It’s time for the GCC to focus on the quality of its infrastructure
There is a growing focus on safeguarding infrastructure within the GCC’s built environment, and stakeholders appear increasingly willing to pick up the bill
Owing to the GCC region’s unforgiving climate, the protection of infrastructure is becoming increasingly important to regional governments and construction professionals.
For example, there has been a major shift towards fire rating and safety issues this year. There has also been a greater emphasis on protecting the infrastructure that is being built, whether through the use of coatings and waterproofing solutions, or by selecting safer building materials to maintain quality.
Sami Saleem of VIP Delta in the UAE said that his company, a coatings and waterproofing firm, had recently been asked to implement B2 fire-rated coatings, at any cost.
“[Regional] building codes have improved tremendously now as we see more consultations [focussed on] our coatings. Companies are now willing to pay extra to maintain a higher [level] of safety,” he commented.
Officials are now taking action, visiting sites and testing certain materials for fire-proofing and safety, and issuing major fines for violations.
Saleem’s company has been briefed about the revisions to insulation, roofing, and waterproofing requirements that are specified by the UAE Civil Defence’s Fire and Life Safety Code of Practice, which was released in sections earlier this year.

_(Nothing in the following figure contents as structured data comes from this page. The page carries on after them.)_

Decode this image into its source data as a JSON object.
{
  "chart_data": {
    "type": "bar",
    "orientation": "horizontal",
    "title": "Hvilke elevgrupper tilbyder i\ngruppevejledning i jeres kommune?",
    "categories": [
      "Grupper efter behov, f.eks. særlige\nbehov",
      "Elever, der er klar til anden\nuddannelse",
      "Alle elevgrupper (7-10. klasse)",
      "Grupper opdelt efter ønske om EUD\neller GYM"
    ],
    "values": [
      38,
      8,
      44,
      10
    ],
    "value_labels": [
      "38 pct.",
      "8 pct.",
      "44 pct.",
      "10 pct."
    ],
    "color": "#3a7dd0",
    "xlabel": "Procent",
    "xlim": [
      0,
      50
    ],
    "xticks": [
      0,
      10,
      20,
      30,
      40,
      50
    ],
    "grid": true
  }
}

The GCC construction industry, however, still lacks openness and communication in terms of what works in the industry today, and what doesn’t, according to Saleem.

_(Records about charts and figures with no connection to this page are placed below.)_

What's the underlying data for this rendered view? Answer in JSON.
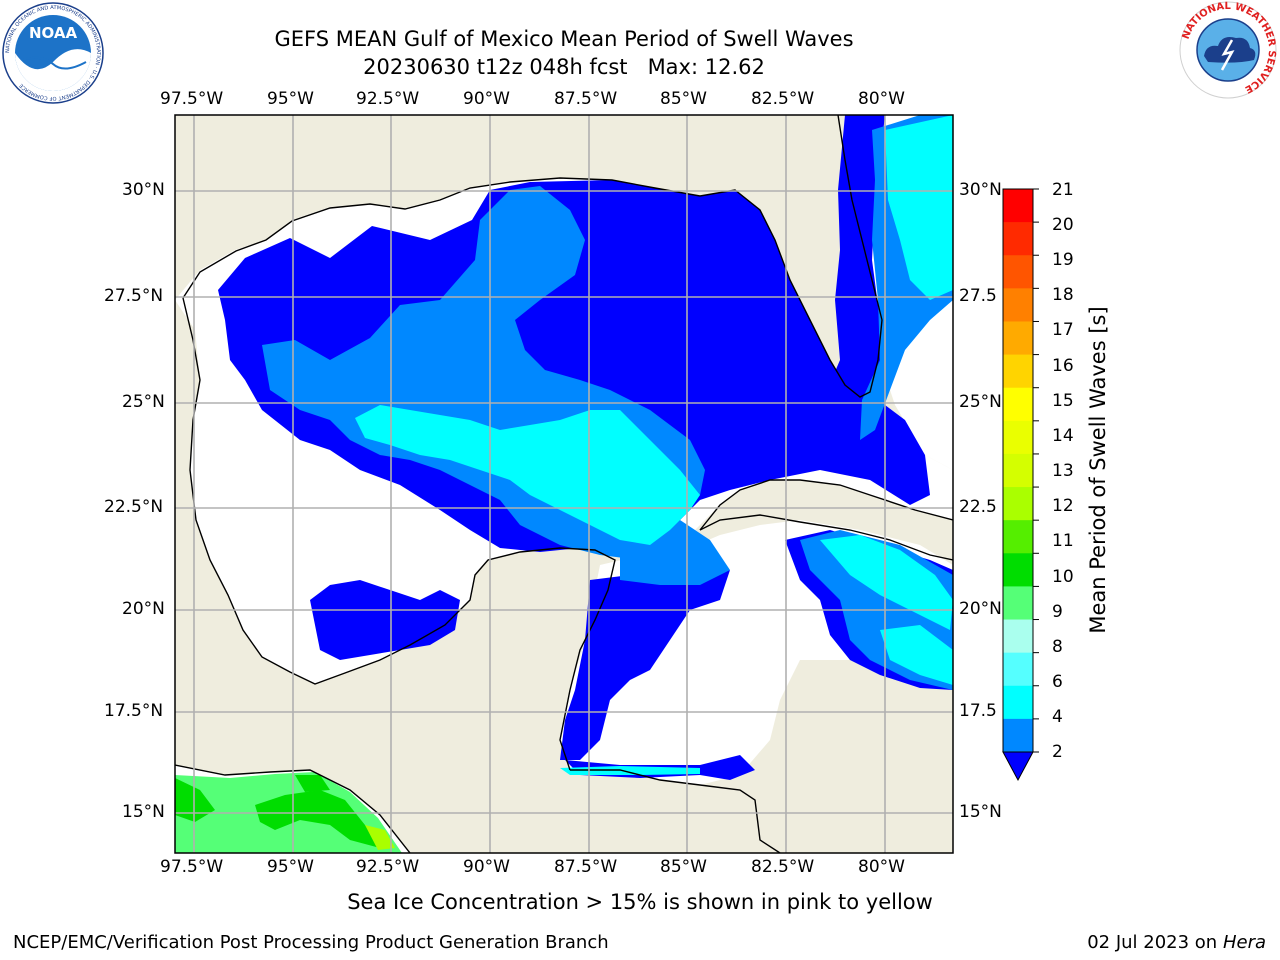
{
  "header": {
    "title_line1": "GEFS MEAN Gulf of Mexico Mean Period of Swell Waves",
    "title_line2": "20230630 t12z 048h fcst   Max: 12.62"
  },
  "logos": {
    "left_text": "NOAA",
    "left_ring_text": "NATIONAL OCEANIC AND ATMOSPHERIC ADMINISTRATION · U.S. DEPARTMENT OF COMMERCE",
    "right_ring_text": "NATIONAL WEATHER SERVICE"
  },
  "axes": {
    "lon_labels": [
      "97.5°W",
      "95°W",
      "92.5°W",
      "90°W",
      "87.5°W",
      "85°W",
      "82.5°W",
      "80°W"
    ],
    "lat_labels_left": [
      "30°N",
      "27.5°N",
      "25°N",
      "22.5°N",
      "20°N",
      "17.5°N",
      "15°N"
    ],
    "lat_labels_right": [
      "30°N",
      "27.5",
      "25°N",
      "22.5",
      "20°N",
      "17.5",
      "15°N"
    ]
  },
  "colorbar": {
    "title": "Mean Period of Swell Waves [s]",
    "ticks": [
      "21",
      "20",
      "19",
      "18",
      "17",
      "16",
      "15",
      "14",
      "13",
      "12",
      "11",
      "10",
      "9",
      "8",
      "6",
      "4",
      "2"
    ],
    "colors": [
      "#ff0000",
      "#ff2a00",
      "#ff5500",
      "#ff8000",
      "#ffaa00",
      "#ffd400",
      "#ffff00",
      "#eaff00",
      "#d4ff00",
      "#aaff00",
      "#55ee00",
      "#00dd00",
      "#55ff77",
      "#aaffee",
      "#55ffff",
      "#00ffff",
      "#0088ff"
    ],
    "extend_color": "#0000ff"
  },
  "colors": {
    "land": "#efedde",
    "water_white": "#ffffff",
    "swell_2_4": "#0000ff",
    "swell_4_6": "#0088ff",
    "swell_6_8": "#00ffff",
    "swell_8_9": "#55ffff",
    "swell_9_10": "#55ff77",
    "swell_10_11": "#00dd00",
    "grid": "#b0b0b0"
  },
  "annotation": "Sea Ice Concentration > 15% is shown in pink to yellow",
  "footer": {
    "left": "NCEP/EMC/Verification Post Processing Product Generation Branch",
    "date": "02 Jul 2023 on ",
    "host": "Hera"
  }
}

He explained that, in his opinion, the best way to improve this situation would be to establish organisational bodies that enable construction professionals to openly communicate with the rest of the industry, as well as with governmental entities.
Last month, the UAE government signed off on a number of infrastructure projects with a total value of $111.6m (AED410m), which included roads, hospitals, and housing units to be built throughout the country. Consequently, the UAE’s non-oil growth is tipped to be 2.9% in 2017, up from 2.3% last year, according to forecasts from Abu Dhabi Commercial Bank (ADCB).

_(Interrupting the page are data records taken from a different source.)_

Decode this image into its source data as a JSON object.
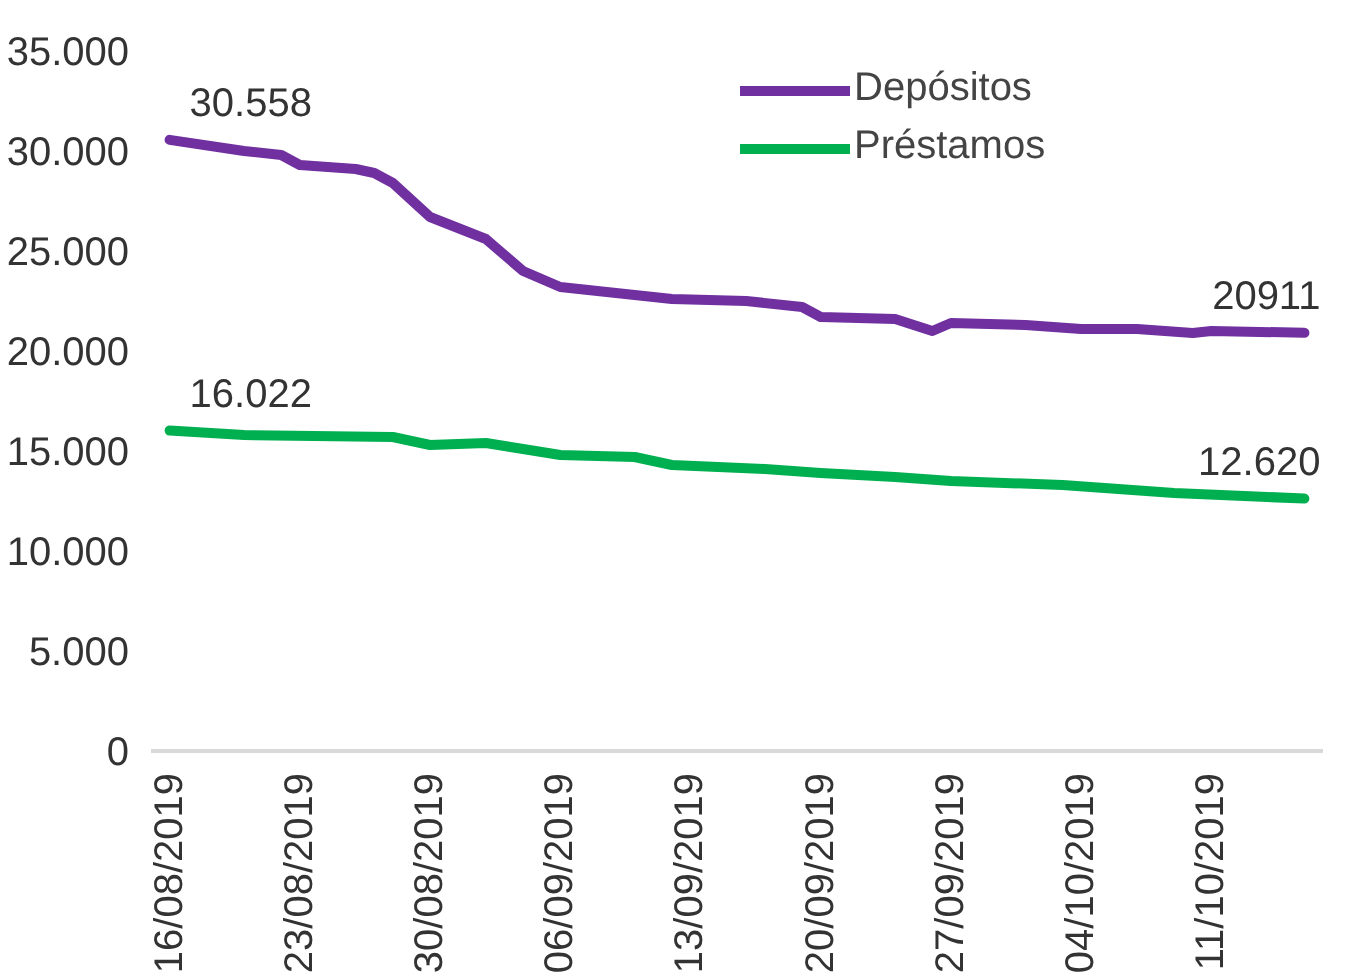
{
  "chart_data": {
    "type": "line",
    "x": [
      "2019-08-16",
      "2019-08-20",
      "2019-08-22",
      "2019-08-23",
      "2019-08-26",
      "2019-08-27",
      "2019-08-28",
      "2019-08-30",
      "2019-09-02",
      "2019-09-04",
      "2019-09-06",
      "2019-09-09",
      "2019-09-12",
      "2019-09-16",
      "2019-09-19",
      "2019-09-20",
      "2019-09-24",
      "2019-09-26",
      "2019-09-27",
      "2019-10-01",
      "2019-10-04",
      "2019-10-07",
      "2019-10-10",
      "2019-10-11",
      "2019-10-16"
    ],
    "series": [
      {
        "name": "Depósitos",
        "color": "#7030a0",
        "values": [
          30558,
          30000,
          29800,
          29300,
          29100,
          28900,
          28400,
          26700,
          25600,
          24000,
          23200,
          22900,
          22600,
          22500,
          22200,
          21700,
          21600,
          21000,
          21400,
          21300,
          21100,
          21100,
          20900,
          21000,
          20911
        ],
        "value_labels": [
          "30.558",
          null,
          null,
          null,
          null,
          null,
          null,
          null,
          null,
          null,
          null,
          null,
          null,
          null,
          null,
          null,
          null,
          null,
          null,
          null,
          null,
          null,
          null,
          null,
          "20911"
        ]
      },
      {
        "name": "Préstamos",
        "color": "#00b050",
        "x": [
          "2019-08-16",
          "2019-08-20",
          "2019-08-28",
          "2019-08-30",
          "2019-09-02",
          "2019-09-04",
          "2019-09-06",
          "2019-09-10",
          "2019-09-12",
          "2019-09-17",
          "2019-09-20",
          "2019-09-24",
          "2019-09-27",
          "2019-10-03",
          "2019-10-09",
          "2019-10-14",
          "2019-10-16"
        ],
        "values": [
          16022,
          15800,
          15700,
          15300,
          15400,
          15100,
          14800,
          14700,
          14300,
          14100,
          13900,
          13700,
          13500,
          13300,
          12900,
          12700,
          12620
        ],
        "value_labels": [
          "16.022",
          null,
          null,
          null,
          null,
          null,
          null,
          null,
          null,
          null,
          null,
          null,
          null,
          null,
          null,
          null,
          "12.620"
        ]
      }
    ],
    "xlim": [
      "2019-08-15",
      "2019-10-17"
    ],
    "xticks": [
      {
        "value": "2019-08-16",
        "label": "16/08/2019"
      },
      {
        "value": "2019-08-23",
        "label": "23/08/2019"
      },
      {
        "value": "2019-08-30",
        "label": "30/08/2019"
      },
      {
        "value": "2019-09-06",
        "label": "06/09/2019"
      },
      {
        "value": "2019-09-13",
        "label": "13/09/2019"
      },
      {
        "value": "2019-09-20",
        "label": "20/09/2019"
      },
      {
        "value": "2019-09-27",
        "label": "27/09/2019"
      },
      {
        "value": "2019-10-04",
        "label": "04/10/2019"
      },
      {
        "value": "2019-10-11",
        "label": "11/10/2019"
      }
    ],
    "ylim": [
      0,
      35000
    ],
    "yticks": [
      0,
      {
        "value": 5000,
        "label": "5.000"
      },
      {
        "value": 10000,
        "label": "10.000"
      },
      {
        "value": 15000,
        "label": "15.000"
      },
      {
        "value": 20000,
        "label": "20.000"
      },
      {
        "value": 25000,
        "label": "25.000"
      },
      {
        "value": 30000,
        "label": "30.000"
      },
      {
        "value": 35000,
        "label": "35.000"
      }
    ],
    "grid": false,
    "legend": "top",
    "marker": "none",
    "line_style": "solid"
  }
}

These days, experts seem to agree that the industry is more long-sighted when it comes to quality, a sharp contrast to pre-2008 sentiments. Although 10 years ago companies may have opted for cheaper, more cost-efficient materials, many are now seeing the benefits of more expensive yet better quality products for lasting results in the long-term.
A new infrastructure boom is well underway in the region as major events loom and populations increase. Yet this time around, a greater emphasis is being placed on quality as opposed to quantity, and this is indicative of a shift in the way the GCC’s construction industry now does business.